Le "changement d’état" au niveau des conditions,
se fait par une rupture qui peut être vécue durement,
moins que celle qui met en question les sujets, mais suffisamment
pour dé-ranger conforts, habitudes, postures et identifications
mineures.
L’action ne met pas en question le Sens en consensus mais le
partage de ce Sens qui change les conditions. La bonne méthode
est dans celle du partage que l’on peut appeler concertation.
Si les parties prenantes sont appelées dans les mêmes
consensus mais avec des conditions nouvelles à réactualiser
leur environnement, leurs réalités, alors le changement
se fera aisément et "l’appropriation" aussi.
L’appropriation c’est l’élaboration d’une réalité
nouvelle bien adaptée notamment aux nouvelles conditions
mais c’est aussi faire de cette réalité une réalité
propre à laquelle les personnes et les groupes peuvent
s’identifier.
Il y a encore à considérer que les conditions
dans un monde humain non figé sont changeantes et même
aléatoires, c’est-à-dire objectivement imprévisibles.
Le changement là ne peut se faire par opérations
banales d’appropriation mais par une sorte d’appropriation permanente
considérant que le changement aléatoire fait partie
des conditions même de la réalité.
Alors c’est la structure de maîtrise qui peut l’assumer.

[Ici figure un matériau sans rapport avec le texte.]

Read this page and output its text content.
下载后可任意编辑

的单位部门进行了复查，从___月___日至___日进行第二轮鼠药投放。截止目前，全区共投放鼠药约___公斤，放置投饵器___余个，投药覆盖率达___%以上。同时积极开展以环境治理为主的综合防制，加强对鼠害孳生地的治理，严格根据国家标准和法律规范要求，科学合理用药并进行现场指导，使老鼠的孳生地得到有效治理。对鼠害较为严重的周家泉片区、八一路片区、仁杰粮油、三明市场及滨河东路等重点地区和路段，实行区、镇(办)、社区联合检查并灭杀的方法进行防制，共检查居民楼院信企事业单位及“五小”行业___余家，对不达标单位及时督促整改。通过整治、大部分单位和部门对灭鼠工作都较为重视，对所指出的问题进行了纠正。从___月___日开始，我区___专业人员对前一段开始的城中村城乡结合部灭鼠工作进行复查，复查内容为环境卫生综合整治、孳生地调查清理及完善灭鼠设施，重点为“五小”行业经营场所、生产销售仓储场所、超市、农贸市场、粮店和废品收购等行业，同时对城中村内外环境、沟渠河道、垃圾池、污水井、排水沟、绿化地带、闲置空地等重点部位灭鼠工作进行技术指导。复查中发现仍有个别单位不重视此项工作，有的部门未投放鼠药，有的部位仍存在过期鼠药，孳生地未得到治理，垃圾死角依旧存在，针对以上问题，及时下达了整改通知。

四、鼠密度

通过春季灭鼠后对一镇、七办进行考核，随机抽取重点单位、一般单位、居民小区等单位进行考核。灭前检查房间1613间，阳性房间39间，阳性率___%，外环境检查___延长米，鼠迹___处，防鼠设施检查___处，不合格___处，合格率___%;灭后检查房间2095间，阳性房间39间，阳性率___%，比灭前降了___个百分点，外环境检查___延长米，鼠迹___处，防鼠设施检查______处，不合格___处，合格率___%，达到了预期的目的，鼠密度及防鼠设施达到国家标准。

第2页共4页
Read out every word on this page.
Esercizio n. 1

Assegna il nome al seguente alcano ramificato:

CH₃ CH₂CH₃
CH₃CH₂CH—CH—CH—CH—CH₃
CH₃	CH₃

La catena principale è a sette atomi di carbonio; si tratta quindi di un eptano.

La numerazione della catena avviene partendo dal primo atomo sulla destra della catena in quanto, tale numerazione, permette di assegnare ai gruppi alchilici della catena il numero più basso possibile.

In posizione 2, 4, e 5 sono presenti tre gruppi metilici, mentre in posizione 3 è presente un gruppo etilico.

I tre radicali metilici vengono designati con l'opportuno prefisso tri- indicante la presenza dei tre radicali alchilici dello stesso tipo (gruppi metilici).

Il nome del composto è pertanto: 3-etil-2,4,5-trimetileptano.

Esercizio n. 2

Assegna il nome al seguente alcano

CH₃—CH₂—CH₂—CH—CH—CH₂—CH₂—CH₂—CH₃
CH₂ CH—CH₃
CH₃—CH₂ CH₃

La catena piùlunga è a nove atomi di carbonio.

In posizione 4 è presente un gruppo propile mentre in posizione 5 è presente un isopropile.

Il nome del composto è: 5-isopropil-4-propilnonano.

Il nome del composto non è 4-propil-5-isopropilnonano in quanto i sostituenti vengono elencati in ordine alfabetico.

Il faut un niveau de maîtrise suffisant pour tenir d’un
côté le Sens (politique) et le traduire en fonction
des circonstances infiniment diversifiées et aléatoire.
Une structure hiérarchique et une définition des
compétences comme ayant à leur niveau (d’évolution
et de maîtrise) à intégrer cette variation
constante de la réalité en cessant de se fixer sur
des fausses stabilités. Ce qui est stable en effet c’est
ici le Sens et l’intentionnalité personnelle et collective
qui l’exprime. Les nouvelles structures virtuelles sont fondées
sur ce principe où ce ne sont plus les cadres géographiques,
juridiques, matériels, factuels qui fonde la réalité.
Là où on commence à s’intéresser
à l’immatériel au-delà du matériel
familier, on aura à découvrir que le stable est
du côté de l’immatériel, la détermination
des sujets.
Envisageons le troisième type de changement, l’évolution
des situations dans un Sens de réalisation et de plus grande
maîtrise.
Nous nous situons maintenant sur l’axe de l’historicité,
du développement. Si nous nous trouvons engagés
dans un Sens du bien commun, dans des conditions nouvelles actuelles
ou futures (prospective ou projet par exemple) alors le changement
est progression. Progression vers un but ou différents
buts hiérarchisés. Nous avons alors à considérer
deux séquences.
– Celle d’abord d’un processus de réalisation progressive
dont nous reverrons les phases et les étapes comme démarche
méthodologique pour l’action.
– Celle ensuite d’un processus de maîtrise que nous connaissons
maintenant comme un processus de progression dans le niveau de
maîtrise donc de connaissances comme de compétences.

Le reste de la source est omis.